Frau Kollegin, bitte!

Dann wäre Ihnen die Zustimmung der Lager sicher, und Sie hätten wirklich etwas für die bessere Beteiligung von Migrantinnen und Ausländern getan.

(Beifall von den GRÜNEN)

Vielen Dank, Frau Kollegin Asch. Jetzt hat Herr Innenminister Dr. Wolf das Wort.

Herr Präsident! Meine sehr geehrten Damen und Herren! Mit Blick auf die vorgerückte Zeit will ich mich auf einige Kernpunkte beschränken. Wir sind uns darin einig, dass wir eine bessere Partizipation der Migranten wollen. Der Gesetzentwurf, den die Regierungsfraktionen sicherlich beschließen werden, ist ohne Zweifel ein Fortschritt in Bezug auf die Partizipation der Migranten.

(Beifall von Christian Lindner [FDP])

Wir haben die kommunale Selbstverwaltung zum Maßstab gemacht; das ist von der Abgeordneten der Grünen dargelegt worden. Es ist aber durchaus spannend, dass die SPD gelegentlich – wenn es ihr passt – die kommunale Selbstverwaltung wie eine

Monstranz vor sich herträgt, aber kneift, wenn es darauf ankommt, und plötzlich gesetzliche Regeln will. In der Frage, ob eine Kommune einen Integrationsrat oder Integrationsausschuss will, kann die Kommune frei entscheiden: Das ist unser Verständnis von kommunaler Selbstverwaltung.

Die Tatsache, dass es eine ganze Reihe von Kommunen in Nordrhein-Westfalen gibt, die auf einem Integrationsausschuss geradezu bestehen,

(Britta Altenkamp [SPD]: Ganze sechs!)

hat uns darin bestärkt, das entsprechende Wahlrecht zu belassen, allerdings – damit kein Patt entsteht – verbunden mit der Regelung, dass im Zweifel ein Integrationsrat eingerichtet werden muss, wenn die gesetzlichen Voraussetzungen dafür vorliegen.

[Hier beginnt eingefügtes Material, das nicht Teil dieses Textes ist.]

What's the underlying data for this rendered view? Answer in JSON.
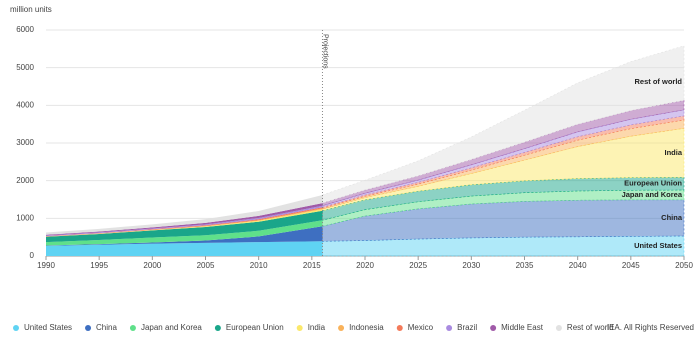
{
  "chart_data": {
    "type": "stacked-area",
    "y_axis_label": "million units",
    "x": [
      1990,
      1995,
      2000,
      2005,
      2010,
      2016,
      2020,
      2025,
      2030,
      2035,
      2040,
      2045,
      2050
    ],
    "xlim": [
      1990,
      2050
    ],
    "xticks": [
      1990,
      1995,
      2000,
      2005,
      2010,
      2015,
      2020,
      2025,
      2030,
      2035,
      2040,
      2045,
      2050
    ],
    "ylim": [
      0,
      6000
    ],
    "yticks": [
      0,
      1000,
      2000,
      3000,
      4000,
      5000,
      6000
    ],
    "grid": true,
    "projection": {
      "x": 2016,
      "label": "Projections"
    },
    "legend": "bottom",
    "series": [
      {
        "name": "United States",
        "color": "#5fd3f3",
        "direct_label": true,
        "values": [
          270,
          300,
          330,
          350,
          370,
          390,
          410,
          450,
          480,
          500,
          510,
          520,
          530
        ]
      },
      {
        "name": "China",
        "color": "#3e6fc1",
        "direct_label": true,
        "values": [
          10,
          15,
          30,
          60,
          150,
          400,
          650,
          800,
          900,
          950,
          970,
          970,
          960
        ]
      },
      {
        "name": "Japan and Korea",
        "color": "#5fe08a",
        "direct_label": true,
        "values": [
          90,
          110,
          130,
          140,
          150,
          160,
          170,
          190,
          210,
          230,
          245,
          255,
          260
        ]
      },
      {
        "name": "European Union",
        "color": "#1aa68a",
        "direct_label": true,
        "values": [
          140,
          160,
          190,
          220,
          240,
          250,
          260,
          280,
          300,
          315,
          330,
          335,
          340
        ]
      },
      {
        "name": "India",
        "color": "#fbe86a",
        "direct_label": true,
        "values": [
          5,
          7,
          10,
          15,
          25,
          40,
          60,
          130,
          300,
          550,
          850,
          1100,
          1300
        ]
      },
      {
        "name": "Indonesia",
        "color": "#f9b25a",
        "direct_label": false,
        "values": [
          3,
          4,
          5,
          10,
          15,
          25,
          35,
          60,
          90,
          130,
          170,
          200,
          220
        ]
      },
      {
        "name": "Mexico",
        "color": "#f47a5a",
        "direct_label": false,
        "values": [
          10,
          12,
          15,
          20,
          25,
          30,
          35,
          45,
          60,
          75,
          90,
          100,
          110
        ]
      },
      {
        "name": "Brazil",
        "color": "#a98be0",
        "direct_label": false,
        "values": [
          15,
          18,
          20,
          25,
          35,
          40,
          45,
          60,
          80,
          100,
          130,
          150,
          160
        ]
      },
      {
        "name": "Middle East",
        "color": "#a05aa8",
        "direct_label": false,
        "values": [
          20,
          25,
          30,
          40,
          55,
          70,
          85,
          110,
          140,
          170,
          200,
          230,
          250
        ]
      },
      {
        "name": "Rest of world",
        "color": "#e2e2e2",
        "direct_label": true,
        "values": [
          60,
          70,
          80,
          100,
          130,
          215,
          260,
          400,
          600,
          850,
          1100,
          1300,
          1450
        ]
      }
    ],
    "footer": "IEA. All Rights Reserved"
  }
}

Die Frage im Hinblick auf ein Drittel oder zwei Drittel betrifft die Einrichtung und Struktur der Integrationsräte. Ich kann überhaupt nicht verstehen, wie das ein Problem sein kann. Wenn in der Kommune vor Ort die Freiheit besteht, die Größe im Integrationsrat festzulegen, dann kann es doch jede Kommune so halten, wie sie es möchte. Dann gibt es zum Beispiel auch in einer Stadt, die sich meldet und dieses Recht für sich beansprucht, die Möglichkeit, eine Zweidrittel-/Eindrittelregelung einzuführen. Wo ist also das Problem?

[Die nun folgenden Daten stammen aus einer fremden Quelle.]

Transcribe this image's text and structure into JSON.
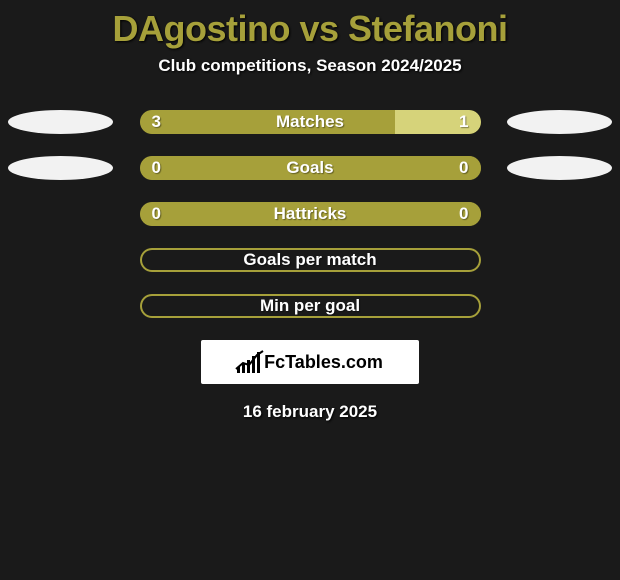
{
  "colors": {
    "background": "#1a1a1a",
    "title": "#a6a03a",
    "text_white": "#ffffff",
    "ellipse": "#f2f2f2",
    "bar_left": "#a6a03a",
    "bar_right": "#d6d37a",
    "bar_empty": "#a6a03a",
    "bar_outline": "#a6a03a",
    "brand_bg": "#ffffff"
  },
  "typography": {
    "title_size": 36,
    "subtitle_size": 17,
    "bar_label_size": 17,
    "bar_value_size": 17,
    "date_size": 17
  },
  "title": "DAgostino vs Stefanoni",
  "subtitle": "Club competitions, Season 2024/2025",
  "date": "16 february 2025",
  "brand": "FcTables.com",
  "rows": [
    {
      "label": "Matches",
      "left_value": "3",
      "right_value": "1",
      "left_pct": 75,
      "right_pct": 25,
      "show_ellipses": true,
      "show_values": true,
      "filled": true
    },
    {
      "label": "Goals",
      "left_value": "0",
      "right_value": "0",
      "left_pct": 100,
      "right_pct": 0,
      "show_ellipses": true,
      "show_values": true,
      "filled": true
    },
    {
      "label": "Hattricks",
      "left_value": "0",
      "right_value": "0",
      "left_pct": 100,
      "right_pct": 0,
      "show_ellipses": false,
      "show_values": true,
      "filled": true
    },
    {
      "label": "Goals per match",
      "left_value": "",
      "right_value": "",
      "left_pct": 0,
      "right_pct": 0,
      "show_ellipses": false,
      "show_values": false,
      "filled": false
    },
    {
      "label": "Min per goal",
      "left_value": "",
      "right_value": "",
      "left_pct": 0,
      "right_pct": 0,
      "show_ellipses": false,
      "show_values": false,
      "filled": false
    }
  ]
}
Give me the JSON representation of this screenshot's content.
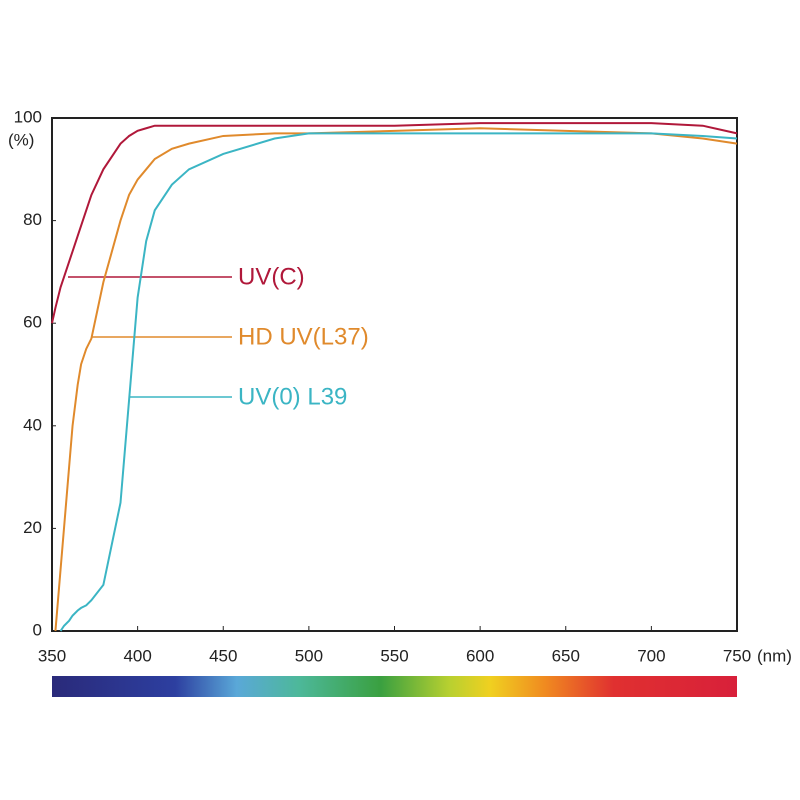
{
  "chart_data": {
    "type": "line",
    "x_label": "(nm)",
    "y_label": "(%)",
    "x": [
      350,
      352,
      355,
      357,
      360,
      362,
      365,
      367,
      370,
      373,
      380,
      390,
      395,
      400,
      405,
      410,
      420,
      430,
      450,
      480,
      500,
      550,
      600,
      650,
      700,
      730,
      750
    ],
    "series": [
      {
        "name": "UV(C)",
        "color": "#b0183a",
        "values": [
          60,
          63,
          67,
          69,
          72,
          74,
          77,
          79,
          82,
          85,
          90,
          95,
          96.5,
          97.5,
          98,
          98.5,
          98.5,
          98.5,
          98.5,
          98.5,
          98.5,
          98.5,
          99,
          99,
          99,
          98.5,
          97
        ]
      },
      {
        "name": "HD UV(L37)",
        "color": "#e08a2c",
        "values": [
          null,
          0,
          12,
          20,
          32,
          40,
          48,
          52,
          55,
          57,
          68,
          80,
          85,
          88,
          90,
          92,
          94,
          95,
          96.5,
          97,
          97,
          97.5,
          98,
          97.5,
          97,
          96,
          95
        ]
      },
      {
        "name": "UV(0) L39",
        "color": "#3bb5c4",
        "values": [
          null,
          null,
          0,
          1,
          2,
          3,
          4,
          4.5,
          5,
          6,
          9,
          25,
          45,
          65,
          76,
          82,
          87,
          90,
          93,
          96,
          97,
          97,
          97,
          97,
          97,
          96.5,
          96
        ]
      }
    ],
    "xlim": [
      350,
      750
    ],
    "ylim": [
      0,
      100
    ],
    "xticks": [
      350,
      400,
      450,
      500,
      550,
      600,
      650,
      700,
      750
    ],
    "yticks": [
      0,
      20,
      40,
      60,
      80,
      100
    ]
  }
}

Entscheidend ist, dass alle diese Fragen in den Jahren ab 1994, 1999 und 2004 von der SPD nicht angepackt worden sind.

(Britta Altenkamp [SPD]: Stimmt nicht!)

Sie haben mit einer Experimentierklausel vorsichtig herumlaviert. Jetzt in der Opposition lässt es sich gut klingeln. Sie haben drei Wahlperioden – ab 1994, 1999 und 2004 – verstreichen lassen und kommen jetzt aus den Büschen und machen den dicken Max.

(Britta Altenkamp [SPD]: Sie haben es ver- schleppt!)

Das ist Ihre Leistung. Sie haben es nicht geschafft, und wir regeln die Dinge jetzt.

(Britta Altenkamp [SPD]: Ihr habt doch dage- gen gestimmt!)

Auch hinsichtlich des Wahltermins hat die SPD in den Legislaturperioden ab 1994, 1999 und 2004 die Chance gehabt, die Zusammenlegung der Termine zu regeln. Allerdings hat sie es nicht getan. Es gibt auch einen guten Grund dafür – Sie sehen, ich lobe Sie manchmal sogar –: Wer soll denn über die Frage der Ausgestaltung in einer Wahlperiode entscheiden? Wollen Sie ernsthaft den alten Rat präjudizieren lassen,

(Britta Altenkamp [SPD]: Ja!)

was in der nächsten Wahlperiode des neuen Rates passiert? Ich kann offen gestanden nur sagen: Mit

meinem Verständnis von Selbstverwaltung hat das nichts zu tun.

(Beifall von CDU und FDP)

Die Ausgestaltung muss eine Aufgabe des aktuellen Rates sein. Und damit ist die Frage des Wahltermins auch geklärt.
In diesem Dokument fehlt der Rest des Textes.